Working With Book Tour Companies: During The Tour

In our previous posts, we talked about what a virtual book tour is, how to choose a book tour company to set up your tour, and how to get started. Now we’re going to talk about what happens during a tour, and how to handle it.

 1)      Be prepared

Make sure there’s plenty of time before the tour starts to prep things like author interviews and guest blog posts. Tours work best if the hosts have enough time to set up posts. If the tour organizer is quick to send you the interviews and guest blog post topics, then that’s a good sign. If they’re late, or you have to keep asking to send them to you, that’s not so good. However, it could be that one or two tour hosts didn’t send the tour organizer their questions and/or topics yet, because of whatever reason. Either way, send a kind reminder email and ask the tour organizer to look into it again.

Send the interview questions back, preferably at least a week before the post is due. Same for guest posts. That leaves the tour host plenty of time to put these up.

Write the guest posts whenever you feel inspired. Ideally a guest post is around 500-1000 words. Some tour hosts prefer longer guest posts, others prefer shorter ones, so aim for the middle. Make sure the topic is relevant to your book, and spell-check your posts.

2)      A bad review

What if a tour host who signed up for a review didn’t like your book? Some tour companies have a policy that they don’t let reviews lower than 3-star rating go up during the tour. Others will notify you and ask you what you’d like to do about it. That is, of course, if the tour host in question will let them know beforehand about the bad review. In that case, it’s up to you what to decide. Will you allow the review to go live during your tour or not? That’s ultimately a personal choice.

But what if the tour organizer doesn’t know someone will post a bad review? Don’t go harassing them or get mad at them. The bloggers, the tour hosts, are entitled to their own opinions and reviews. It’s a courtesy if they notify you beforehand that the review will be bad, but it’s not necessary. My advice would be to move on, and let it go. Don’t even comment on the review, or if you do, be courteous and friendly. Don’t make a big deal out of it – because that will haunt you forever, as an author. There have been plenty of scandals this year and last year about authors giving angry replies to reviews. You don’t want to go there, trust me.
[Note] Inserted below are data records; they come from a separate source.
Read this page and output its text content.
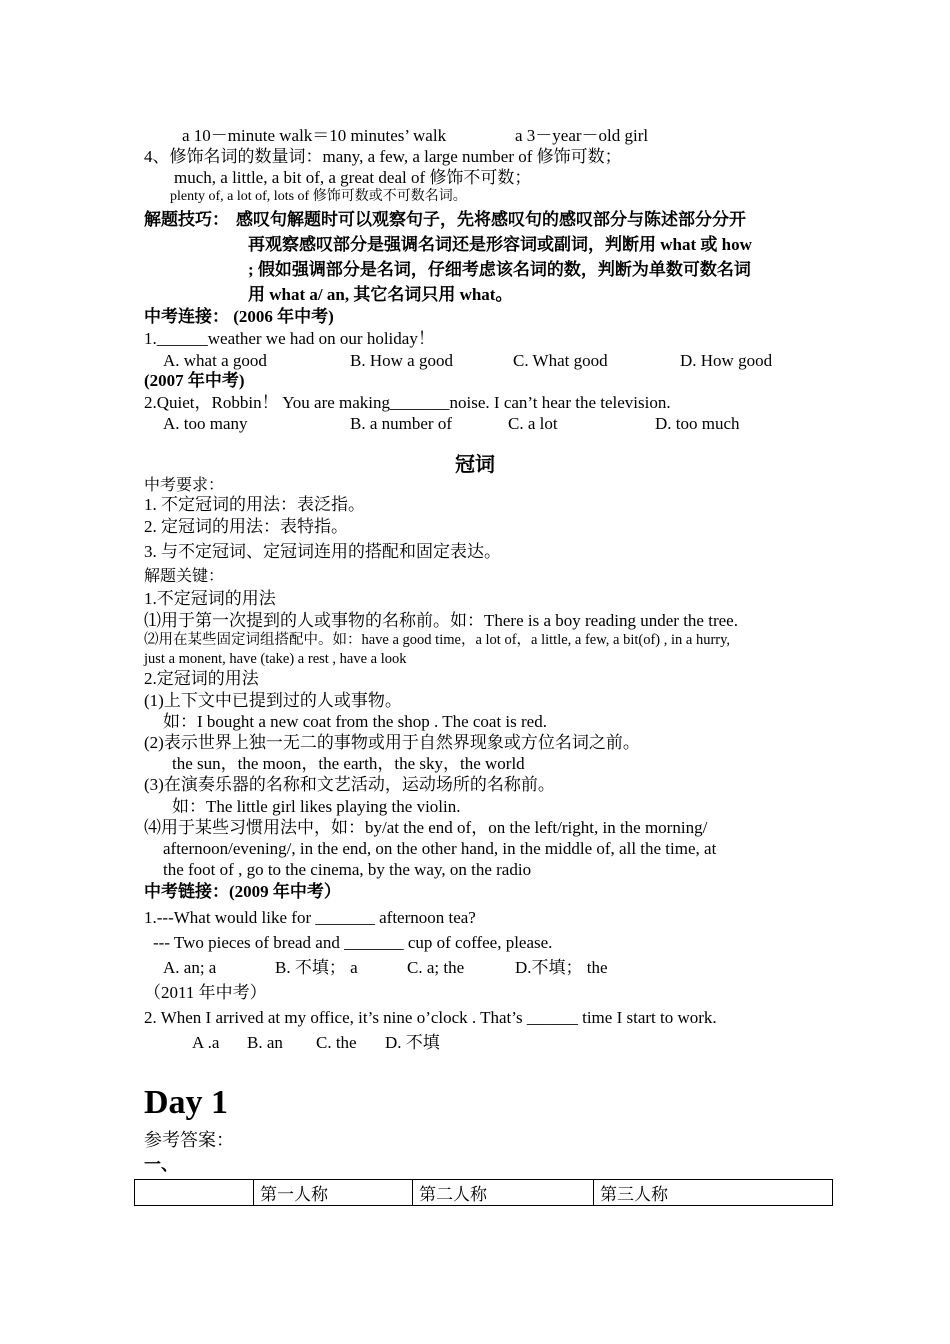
a 10－minute walk＝10 minutes’ walk	a 3－year－old girl
4、修饰名词的数量词：many, a few, a large number of 修饰可数；
much, a little, a bit of, a great deal of 修饰不可数；
plenty of, a lot of, lots of 修饰可数或不可数名词。
解题技巧： 感叹句解题时可以观察句子，先将感叹句的感叹部分与陈述部分分开
再观察感叹部分是强调名词还是形容词或副词，判断用 what 或 how
; 假如强调部分是名词，仔细考虑该名词的数，判断为单数可数名词
用 what a/ an, 其它名词只用 what。
中考连接： (2006 年中考)
1.______weather we had on our holiday！
A. what a good	B. How a good	C. What good	D. How good
(2007 年中考)
2.Quiet，Robbin！ You are making_______noise. I can’t hear the television.
A. too many	B. a number of	C. a lot	D. too much
冠词
中考要求：
1. 不定冠词的用法：表泛指。
2. 定冠词的用法：表特指。
3. 与不定冠词、定冠词连用的搭配和固定表达。
解题关键：
1.不定冠词的用法
⑴用于第一次提到的人或事物的名称前。如：There is a boy reading under the tree.
⑵用在某些固定词组搭配中。如：have a good time，a lot of，a little, a few, a bit(of) , in a hurry,
just a monent, have (take) a rest , have a look
2.定冠词的用法
(1)上下文中已提到过的人或事物。
如：I bought a new coat from the shop . The coat is red.
(2)表示世界上独一无二的事物或用于自然界现象或方位名词之前。
the sun，the moon，the earth，the sky，the world
(3)在演奏乐器的名称和文艺活动，运动场所的名称前。
如：The little girl likes playing the violin.
⑷用于某些习惯用法中，如：by/at the end of，on the left/right, in the morning/
afternoon/evening/, in the end, on the other hand, in the middle of, all the time, at
the foot of , go to the cinema, by the way, on the radio
中考链接：(2009 年中考）
1.---What would like for _______ afternoon tea?
--- Two pieces of bread and _______ cup of coffee, please.
A. an; a	B. 不填； a	C. a; the	D.不填； the
（2011 年中考）
2. When I arrived at my office, it’s nine o’clock . That’s ______ time I start to work.
A .a B. an C. the D. 不填
Day 1
参考答案：
一、
	第一人称	第二人称	第三人称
Let it go, and move on. Not everyone will like your book, and they have the right to voice their opinion, even if it’s not favorable.

3)      Promote the tour

It’s crucial that an author helps to promote a tour as well. You want people to visit the blogs you’re touring on, right? You want them to read that great review or that in-depth interview? Well, then you’l have to help promote!
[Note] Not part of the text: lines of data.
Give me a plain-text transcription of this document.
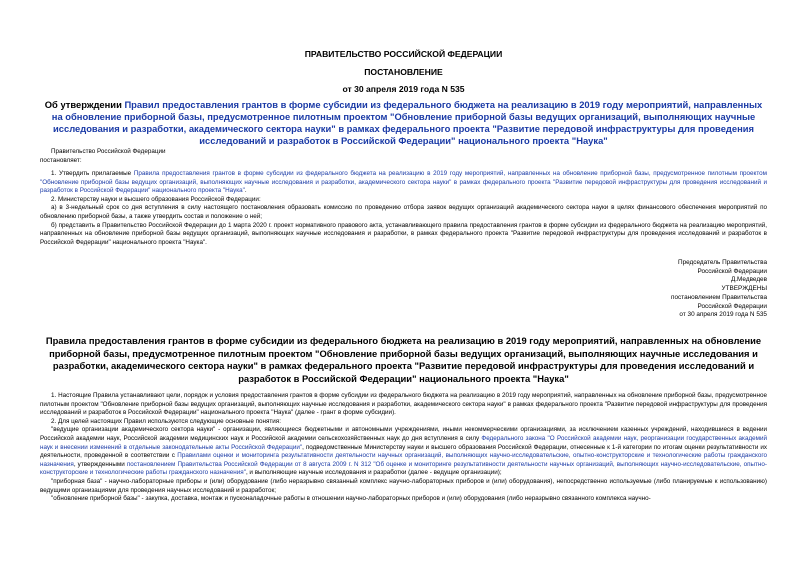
ПРАВИТЕЛЬСТВО РОССИЙСКОЙ ФЕДЕРАЦИИ
ПОСТАНОВЛЕНИЕ
от 30 апреля 2019 года N 535
Об утверждении Правил предоставления грантов в форме субсидии из федерального бюджета на реализацию в 2019 году мероприятий, направленных на обновление приборной базы, предусмотренное пилотным проектом "Обновление приборной базы ведущих организаций, выполняющих научные исследования и разработки, академического сектора науки" в рамках федерального проекта "Развитие передовой инфраструктуры для проведения исследований и разработок в Российской Федерации" национального проекта "Наука"

Правительство Российской Федерации

постановляет:

1. Утвердить прилагаемые Правила предоставления грантов в форме субсидии из федерального бюджета на реализацию в 2019 году мероприятий, направленных на обновление приборной базы, предусмотренное пилотным проектом "Обновление приборной базы ведущих организаций, выполняющих научные исследования и разработки, академического сектора науки" в рамках федерального проекта "Развитие передовой инфраструктуры для проведения исследований и разработок в Российской Федерации" национального проекта "Наука".

2. Министерству науки и высшего образования Российской Федерации:

а) в 3-недельный срок со дня вступления в силу настоящего постановления образовать комиссию по проведению отбора заявок ведущих организаций академического сектора науки в целях финансового обеспечения мероприятий по обновлению приборной базы, а также утвердить состав и положение о ней;

б) представить в Правительство Российской Федерации до 1 марта 2020 г. проект нормативного правового акта, устанавливающего правила предоставления грантов в форме субсидии из федерального бюджета на реализацию мероприятий, направленных на обновление приборной базы ведущих организаций, выполняющих научные исследования и разработки, в рамках федерального проекта "Развитие передовой инфраструктуры для проведения исследований и разработок в Российской Федерации" национального проекта "Наука".

Председатель Правительства
Российской Федерации
Д.Медведев
УТВЕРЖДЕНЫ
постановлением Правительства
Российской Федерации
от 30 апреля 2019 года N 535
Правила предоставления грантов в форме субсидии из федерального бюджета на реализацию в 2019 году мероприятий, направленных на обновление приборной базы, предусмотренное пилотным проектом "Обновление приборной базы ведущих организаций, выполняющих научные исследования и разработки, академического сектора науки" в рамках федерального проекта "Развитие передовой инфраструктуры для проведения исследований и разработок в Российской Федерации" национального проекта "Наука"

1. Настоящие Правила устанавливают цели, порядок и условия предоставления грантов в форме субсидии из федерального бюджета на реализацию в 2019 году мероприятий, направленных на обновление приборной базы, предусмотренное пилотным проектом "Обновление приборной базы ведущих организаций, выполняющих научные исследования и разработки, академического сектора науки" в рамках федерального проекта "Развитие передовой инфраструктуры для проведения исследований и разработок в Российской Федерации" национального проекта "Наука" (далее - грант в форме субсидии).

2. Для целей настоящих Правил используются следующие основные понятия:

"ведущие организации академического сектора науки" - организации, являющиеся бюджетными и автономными учреждениями, иными некоммерческими организациями, за исключением казенных учреждений, находившиеся в ведении Российской академии наук, Российской академии медицинских наук и Российской академии сельскохозяйственных наук до дня вступления в силу Федерального закона "О Российской академии наук, реорганизации государственных академий наук и внесении изменений в отдельные законодательные акты Российской Федерации", подведомственные Министерству науки и высшего образования Российской Федерации, отнесенные к 1-й категории по итогам оценки результативности их деятельности, проведенной в соответствии с Правилами оценки и мониторинга результативности деятельности научных организаций, выполняющих научно-исследовательские, опытно-конструкторские и технологические работы гражданского назначения, утвержденными постановлением Правительства Российской Федерации от 8 августа 2009 г. N 312 "Об оценке и мониторинге результативности деятельности научных организаций, выполняющих научно-исследовательские, опытно-конструкторские и технологические работы гражданского назначения", и выполняющие научные исследования и разработки (далее - ведущие организации);

"приборная база" - научно-лабораторные приборы и (или) оборудование (либо неразрывно связанный комплекс научно-лабораторных приборов и (или) оборудования), непосредственно используемые (либо планируемые к использованию) ведущими организациями для проведения научных исследований и разработок;

"обновление приборной базы" - закупка, доставка, монтаж и пусконаладочные работы в отношении научно-лабораторных приборов и (или) оборудования (либо неразрывно связанного комплекса научно-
The key of success to a blog tour is the promotion. The tour organizer promotes the tour. The blogger who hosts promotes the tour as well. You as the author can join in the fun. Visit each tour stop during the tour, and leave a comment. Mention the tour stop on your Twitter and Facebook page. Get your followers and friends to visit the blog as well. Ask them to retweet about the tour stop. Ask them to send out a tweet about that awesome giveaway you’ve set up for during the tour.

The more people you recruit to help promote your tour, the more successful it will be. Readers love author interaction, so if you drop by to leave a note on all the tour stops, that will help you reach your readers as well.

4)      Encourage Amazon, Goodreads, B&N, etc. reviews

If someone writes a favorable review of your book, that’s great. What’s even better is if they post it on Amazon, Goodreads, B&N, Kobo, etc. On their blogs is a great first step, but if the blog isn’t insanely popular, the review won’t help you very much.

Look for the blogger’s contact form or email, and send them a nice email thanking them for the review, and asking them if they could post it on Amazon, Goodreads or B&N as well. Don’t leave an insanely long list of places where you’d like them to post the review, or get mad if they don’t post it. Be nice and friendly, and just ask. Chances are high they’ll come through for you.